The Portuguese government on Thursday said it would impose a special 50 percent levy on annual salary bonus payments as part of austerity measures to help balance the public finances.

“The government is preparing an extraordinary measure to help in adjusting the budget which will cover all revenues subject to income tax,” newly-elected Prime Minister Pedro Passos Coelho told parliament.

“This measure, which still needs to be finalised, will be submitted in the next two weeks. I can tell you, however, that it envisages a levy of 50 percent on the Christmas bonus for those earning more than the minimum wage,” he added.

Workers in Portugal usually get two bonus payments — one in the summer and a second at the end of the year.

“The state of the public finances forces me to ask for even more sacrifices from the Portuguese public,” Passos Coelho said.

Before the address to parliament, the prime minister had warned that his proposals would sober up the country after a borrowing binge which forced Lisbon to seek an EU-International Monetary Fund bailout earlier this year.

The EU and IMF agreed a 78-billion-euro ($112-billion) debt rescue plan with Portugal in April, after earlier bailouts for fellow eurozone strugglers Greece and Ireland.

In return for funding, Lisbon agreed to cut its public deficit to 5.9 percent of gross domestic product by the end of the year from more than 9.0 percent in 2010 and to bring within the EU limit of 3.0 percent of GDP by 2013.

Associated budget cuts under the three-year aid package are expected to cause the Portuguese economy to contract by around 2.0 percent this year and next.

Passos Coelho said the measure should bring in an additional 800 million euros “and reinforce the extra effort the public services will make, which will be for slightly more.”

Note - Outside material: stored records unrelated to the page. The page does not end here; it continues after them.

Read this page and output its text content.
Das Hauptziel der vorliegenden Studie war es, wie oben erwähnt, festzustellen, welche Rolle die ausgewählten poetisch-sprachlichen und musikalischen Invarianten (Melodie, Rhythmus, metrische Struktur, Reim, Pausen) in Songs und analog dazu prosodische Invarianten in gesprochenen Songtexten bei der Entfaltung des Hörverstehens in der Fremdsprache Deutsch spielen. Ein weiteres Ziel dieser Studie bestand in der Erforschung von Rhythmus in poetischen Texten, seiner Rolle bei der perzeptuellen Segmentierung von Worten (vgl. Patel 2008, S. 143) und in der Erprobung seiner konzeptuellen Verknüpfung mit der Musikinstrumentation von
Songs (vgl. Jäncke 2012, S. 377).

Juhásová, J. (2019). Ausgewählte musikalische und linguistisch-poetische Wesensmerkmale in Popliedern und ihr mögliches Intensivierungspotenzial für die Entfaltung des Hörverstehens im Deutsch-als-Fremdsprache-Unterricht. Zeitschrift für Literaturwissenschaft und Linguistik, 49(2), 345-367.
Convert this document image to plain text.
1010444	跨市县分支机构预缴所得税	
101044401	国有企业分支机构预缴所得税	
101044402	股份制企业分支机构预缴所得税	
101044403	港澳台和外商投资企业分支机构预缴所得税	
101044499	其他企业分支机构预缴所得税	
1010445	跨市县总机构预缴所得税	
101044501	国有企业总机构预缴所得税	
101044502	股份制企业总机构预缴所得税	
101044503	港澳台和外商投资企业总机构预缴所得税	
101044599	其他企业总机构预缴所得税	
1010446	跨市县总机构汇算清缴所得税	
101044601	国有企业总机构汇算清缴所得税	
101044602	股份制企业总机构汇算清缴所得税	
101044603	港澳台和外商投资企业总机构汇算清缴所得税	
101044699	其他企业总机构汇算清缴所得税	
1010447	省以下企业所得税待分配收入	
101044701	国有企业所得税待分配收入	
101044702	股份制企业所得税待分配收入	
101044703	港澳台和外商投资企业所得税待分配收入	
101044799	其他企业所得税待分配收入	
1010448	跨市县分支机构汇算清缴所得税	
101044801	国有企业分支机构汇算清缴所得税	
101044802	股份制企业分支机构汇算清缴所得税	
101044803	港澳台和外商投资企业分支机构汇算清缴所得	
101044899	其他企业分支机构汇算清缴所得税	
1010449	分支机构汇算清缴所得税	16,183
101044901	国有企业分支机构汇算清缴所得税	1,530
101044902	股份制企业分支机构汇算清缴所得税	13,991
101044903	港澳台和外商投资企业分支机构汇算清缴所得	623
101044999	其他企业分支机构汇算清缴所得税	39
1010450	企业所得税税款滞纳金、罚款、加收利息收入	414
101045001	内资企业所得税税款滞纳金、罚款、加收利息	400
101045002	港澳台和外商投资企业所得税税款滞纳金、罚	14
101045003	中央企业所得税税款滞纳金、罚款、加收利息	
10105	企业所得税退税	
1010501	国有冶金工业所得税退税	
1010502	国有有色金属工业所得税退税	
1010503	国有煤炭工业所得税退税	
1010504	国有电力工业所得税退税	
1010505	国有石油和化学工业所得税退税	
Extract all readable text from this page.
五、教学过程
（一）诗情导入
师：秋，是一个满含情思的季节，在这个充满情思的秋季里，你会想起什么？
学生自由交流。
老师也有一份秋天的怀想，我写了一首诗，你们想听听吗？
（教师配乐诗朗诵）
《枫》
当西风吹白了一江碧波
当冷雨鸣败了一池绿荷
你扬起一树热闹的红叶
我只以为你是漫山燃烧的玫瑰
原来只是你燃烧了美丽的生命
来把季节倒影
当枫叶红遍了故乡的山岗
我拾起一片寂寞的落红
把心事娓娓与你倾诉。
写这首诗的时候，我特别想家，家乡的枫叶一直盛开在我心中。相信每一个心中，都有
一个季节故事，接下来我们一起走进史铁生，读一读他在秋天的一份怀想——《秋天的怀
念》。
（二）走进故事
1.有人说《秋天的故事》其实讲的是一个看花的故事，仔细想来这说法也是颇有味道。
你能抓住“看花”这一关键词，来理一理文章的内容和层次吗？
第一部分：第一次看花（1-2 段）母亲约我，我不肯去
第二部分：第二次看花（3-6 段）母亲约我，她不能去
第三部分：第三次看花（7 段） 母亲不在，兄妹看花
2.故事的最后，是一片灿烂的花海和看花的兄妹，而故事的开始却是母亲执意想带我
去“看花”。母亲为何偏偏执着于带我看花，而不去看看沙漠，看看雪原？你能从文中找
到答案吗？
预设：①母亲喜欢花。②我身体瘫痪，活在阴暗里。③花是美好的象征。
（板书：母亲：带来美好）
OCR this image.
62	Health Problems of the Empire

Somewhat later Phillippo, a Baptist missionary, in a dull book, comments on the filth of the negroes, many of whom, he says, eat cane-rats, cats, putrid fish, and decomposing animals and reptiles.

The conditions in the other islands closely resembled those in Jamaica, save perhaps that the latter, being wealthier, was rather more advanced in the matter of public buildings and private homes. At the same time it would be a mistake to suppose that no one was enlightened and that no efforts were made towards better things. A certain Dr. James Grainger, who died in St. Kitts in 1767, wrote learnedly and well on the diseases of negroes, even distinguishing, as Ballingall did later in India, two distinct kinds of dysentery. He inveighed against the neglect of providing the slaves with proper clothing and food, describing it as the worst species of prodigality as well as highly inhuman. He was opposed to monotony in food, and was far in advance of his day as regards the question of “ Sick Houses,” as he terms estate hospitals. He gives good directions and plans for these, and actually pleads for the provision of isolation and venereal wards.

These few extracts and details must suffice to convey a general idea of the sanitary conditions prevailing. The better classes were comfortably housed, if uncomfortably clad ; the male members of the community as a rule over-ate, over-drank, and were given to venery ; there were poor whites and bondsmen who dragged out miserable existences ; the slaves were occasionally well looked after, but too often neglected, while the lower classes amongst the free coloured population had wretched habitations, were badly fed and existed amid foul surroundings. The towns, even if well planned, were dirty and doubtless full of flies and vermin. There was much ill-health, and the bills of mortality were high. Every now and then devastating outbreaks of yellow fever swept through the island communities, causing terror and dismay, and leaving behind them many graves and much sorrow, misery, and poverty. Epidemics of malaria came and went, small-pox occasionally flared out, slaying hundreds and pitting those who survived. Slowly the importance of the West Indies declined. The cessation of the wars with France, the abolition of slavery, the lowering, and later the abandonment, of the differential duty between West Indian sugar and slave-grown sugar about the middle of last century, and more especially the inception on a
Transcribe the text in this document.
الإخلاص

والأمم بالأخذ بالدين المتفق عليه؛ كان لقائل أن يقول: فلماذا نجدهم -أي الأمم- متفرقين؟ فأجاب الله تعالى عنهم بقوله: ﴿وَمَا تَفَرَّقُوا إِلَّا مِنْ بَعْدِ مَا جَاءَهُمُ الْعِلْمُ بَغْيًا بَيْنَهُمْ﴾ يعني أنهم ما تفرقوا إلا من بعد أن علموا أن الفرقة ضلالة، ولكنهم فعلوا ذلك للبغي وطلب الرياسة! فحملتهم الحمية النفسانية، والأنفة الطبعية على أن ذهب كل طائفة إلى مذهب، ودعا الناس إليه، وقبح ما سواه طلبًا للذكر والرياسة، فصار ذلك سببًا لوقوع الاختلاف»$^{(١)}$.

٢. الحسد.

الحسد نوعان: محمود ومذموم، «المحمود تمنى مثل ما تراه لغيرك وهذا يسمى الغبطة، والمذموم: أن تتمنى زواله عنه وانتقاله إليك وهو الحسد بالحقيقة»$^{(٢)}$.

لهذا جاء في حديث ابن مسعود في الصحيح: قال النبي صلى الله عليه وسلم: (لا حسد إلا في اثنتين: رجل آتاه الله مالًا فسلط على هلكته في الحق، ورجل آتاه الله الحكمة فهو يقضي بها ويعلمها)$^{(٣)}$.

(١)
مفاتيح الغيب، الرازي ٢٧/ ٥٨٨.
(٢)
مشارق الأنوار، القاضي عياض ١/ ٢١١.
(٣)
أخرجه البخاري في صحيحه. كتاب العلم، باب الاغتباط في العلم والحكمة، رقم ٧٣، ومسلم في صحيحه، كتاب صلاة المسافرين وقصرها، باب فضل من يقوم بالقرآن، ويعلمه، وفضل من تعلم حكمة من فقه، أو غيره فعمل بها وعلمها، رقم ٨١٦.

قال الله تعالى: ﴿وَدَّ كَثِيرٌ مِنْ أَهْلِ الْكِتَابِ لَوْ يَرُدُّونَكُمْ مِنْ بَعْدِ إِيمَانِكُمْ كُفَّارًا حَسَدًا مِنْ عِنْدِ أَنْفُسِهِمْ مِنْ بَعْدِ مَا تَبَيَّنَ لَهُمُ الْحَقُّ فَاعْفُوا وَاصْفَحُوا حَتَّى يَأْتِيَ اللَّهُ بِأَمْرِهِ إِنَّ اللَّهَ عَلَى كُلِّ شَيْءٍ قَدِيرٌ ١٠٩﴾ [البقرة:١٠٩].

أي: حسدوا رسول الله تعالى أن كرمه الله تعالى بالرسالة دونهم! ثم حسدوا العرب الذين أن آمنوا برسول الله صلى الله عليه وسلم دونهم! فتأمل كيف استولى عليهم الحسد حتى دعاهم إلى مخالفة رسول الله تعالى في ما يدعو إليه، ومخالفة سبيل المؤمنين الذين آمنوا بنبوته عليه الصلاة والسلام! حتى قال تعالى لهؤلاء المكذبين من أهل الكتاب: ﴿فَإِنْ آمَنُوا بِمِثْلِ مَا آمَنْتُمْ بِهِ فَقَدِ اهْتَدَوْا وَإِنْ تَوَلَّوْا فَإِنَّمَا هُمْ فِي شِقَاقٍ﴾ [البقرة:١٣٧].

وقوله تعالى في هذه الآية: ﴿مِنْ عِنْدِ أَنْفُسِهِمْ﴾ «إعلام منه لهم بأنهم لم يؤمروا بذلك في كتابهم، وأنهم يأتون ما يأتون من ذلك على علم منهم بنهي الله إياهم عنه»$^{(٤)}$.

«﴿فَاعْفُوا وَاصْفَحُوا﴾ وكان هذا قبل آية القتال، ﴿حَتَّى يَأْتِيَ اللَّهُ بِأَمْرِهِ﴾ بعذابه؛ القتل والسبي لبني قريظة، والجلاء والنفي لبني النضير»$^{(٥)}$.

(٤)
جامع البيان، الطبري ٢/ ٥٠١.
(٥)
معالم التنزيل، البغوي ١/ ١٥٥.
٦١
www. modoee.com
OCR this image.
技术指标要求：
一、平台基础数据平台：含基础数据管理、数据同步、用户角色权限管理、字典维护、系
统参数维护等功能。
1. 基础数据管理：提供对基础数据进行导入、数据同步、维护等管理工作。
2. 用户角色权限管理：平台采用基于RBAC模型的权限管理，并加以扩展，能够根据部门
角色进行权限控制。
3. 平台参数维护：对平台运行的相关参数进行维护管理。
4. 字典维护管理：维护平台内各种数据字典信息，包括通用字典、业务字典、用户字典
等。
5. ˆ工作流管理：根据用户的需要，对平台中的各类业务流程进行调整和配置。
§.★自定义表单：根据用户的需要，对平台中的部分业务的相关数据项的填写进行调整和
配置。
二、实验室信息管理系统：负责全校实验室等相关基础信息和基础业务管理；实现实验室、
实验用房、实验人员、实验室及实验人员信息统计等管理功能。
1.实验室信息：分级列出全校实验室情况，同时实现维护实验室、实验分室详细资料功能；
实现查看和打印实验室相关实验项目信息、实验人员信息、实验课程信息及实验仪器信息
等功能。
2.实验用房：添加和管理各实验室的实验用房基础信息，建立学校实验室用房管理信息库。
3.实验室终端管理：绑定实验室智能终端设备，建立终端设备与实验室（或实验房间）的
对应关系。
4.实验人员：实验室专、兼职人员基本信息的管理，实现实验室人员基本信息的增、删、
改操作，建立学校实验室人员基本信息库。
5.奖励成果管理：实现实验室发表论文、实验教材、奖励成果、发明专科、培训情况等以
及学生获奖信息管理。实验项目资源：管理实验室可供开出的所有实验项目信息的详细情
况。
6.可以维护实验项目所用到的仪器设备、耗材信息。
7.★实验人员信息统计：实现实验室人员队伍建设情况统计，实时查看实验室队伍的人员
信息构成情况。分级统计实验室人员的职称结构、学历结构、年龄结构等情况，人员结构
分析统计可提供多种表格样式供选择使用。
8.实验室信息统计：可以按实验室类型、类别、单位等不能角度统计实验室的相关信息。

The prime minister, who ousted the Socialist government at June 5 polls in which the EU-IMF bailout was a key issue, said that restructuring state-owned entreprises would likely be implemented in the third quarter this year, alongside the privatisation of state assets.

Reaction to the proposals appeared positive, with the Lisbon stock market jumping more than 3.0 percent on the day, helped also as the Greek parliament voted through a tough austerity programme to ensure continued debt funding.

All of the struggling eurozone countries — Greece, Ireland Portugal, which have been bailed out — alongside Italy and Spain have been forced on the defensive by markets demanding ever high prices in return for fresh loans.

All of them as a result have resorted to stringent spending cuts and tax hikes in an effort to balance their public finances and avoid a wider eurozone debt crisis that a default could spark.

The Portuguese parliament will debate the government’s overall austerity programme, announced Tuesday, for a second day on Friday.